Des événements de rupture par effet de marée
Pour être précis en utilisant le jargon et le concept des astrophysiciens, ce qui a été cherché avec le JWST, ce sont ce qu'ils appellent en anglais des Tidal disruption events (ou TDE), que l'on peut traduire par « événements de rupture par effet de marée ».
Jean-Pierre Luminet a été un des pionniers de l'étude théorique de ces TDE il y a presque 45 ans avec l'un des grands théoriciens des trous noirs, l'Australien Brandon Carter. Les deux astrophysiciens relativistes, tous deux à l'Observatoire de Paris à cette époque, avaient exposé leurs travaux dans un article du célèbre journal Nature en 1982, suivi d'un autre dans Astronomy & Astrophysics en 1983.

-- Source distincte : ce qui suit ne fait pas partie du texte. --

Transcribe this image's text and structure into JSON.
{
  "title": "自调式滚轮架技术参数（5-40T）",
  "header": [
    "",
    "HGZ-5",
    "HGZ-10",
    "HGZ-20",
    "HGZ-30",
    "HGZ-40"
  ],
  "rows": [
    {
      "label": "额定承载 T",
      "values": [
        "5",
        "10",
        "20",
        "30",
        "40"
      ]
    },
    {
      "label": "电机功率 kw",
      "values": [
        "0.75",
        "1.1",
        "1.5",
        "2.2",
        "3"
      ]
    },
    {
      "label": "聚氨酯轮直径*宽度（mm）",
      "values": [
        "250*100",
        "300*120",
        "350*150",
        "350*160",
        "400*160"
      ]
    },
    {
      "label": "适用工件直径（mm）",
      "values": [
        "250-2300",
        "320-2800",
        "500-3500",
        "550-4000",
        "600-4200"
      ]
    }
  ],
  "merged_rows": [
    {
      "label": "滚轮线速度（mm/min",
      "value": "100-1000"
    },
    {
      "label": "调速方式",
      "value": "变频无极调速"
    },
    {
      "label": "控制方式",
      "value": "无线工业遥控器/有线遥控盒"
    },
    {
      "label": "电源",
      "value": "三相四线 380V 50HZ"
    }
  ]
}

Ils y expliquaient qu'un TDE se produit avec une étoile dont la trajectoire trop rapprochée d'un trou noir supermassif conduit ses forces de marée à comprimer l'étoile jusqu'à produire ce qu'ils ont appelé une crêpe stellaire - en raison de la forme de la déformation causée par ces forces. L'étoile pouvait finir par exploser en réponse, et ses débris étaient donc avalés en partie par l'astre compact.
Le regard perçant en infrarouge du JWST
Les TDE sont plutôt rares, car on estime qu'il ne s'en produit qu'un tous les 10 000 à 100 000 ans à l'échelle des galaxies, alors que des supernovae classiques arrivent tous les 100 ans environ dans la Voie lactée. Comme on l'a déjà laissé entendre, on les remarque difficilement, car la poussière de notre Galaxie peut les rendre invisibles à l'œil nu. Cela explique pourquoi certains restes de supernovae qui se sont produits au cours des derniers siècles dans la Voie lactée n'ont été découverts qu'avec les instruments de l'astronomie moderne. De même, les scientifiques ont observé environ 100 TDE depuis les années 1990, principalement sous forme de rayons X ou de lumière visible qui traversent des galaxies relativement exemptes de poussière.
Aujourd'hui, un communiqué du MIT a donc officialisé la publication de l'article expliquant que quatre TDE ont été observés par le JWST avec son regard infrarouge perçant.
Megan Masterson, auteure principale de l'article et doctorante à l'Institut Kavli d'astrophysique et de recherche spatiale du MIT, y précise : « Ce sont les premières observations du JWST d'événements de perturbation par effet de marée, et elles ne ressemblent en rien à ce que nous avons observé auparavant. Nous avons appris que ces phénomènes sont bel et bien alimentés par l'accrétion de trous noirs et qu'ils ne ressemblent pas à l'environnement habituel des trous noirs actifs. Le fait que nous puissions désormais étudier à quoi ressemble réellement l'environnement dormant d'un trou noir est un aspect passionnant. ».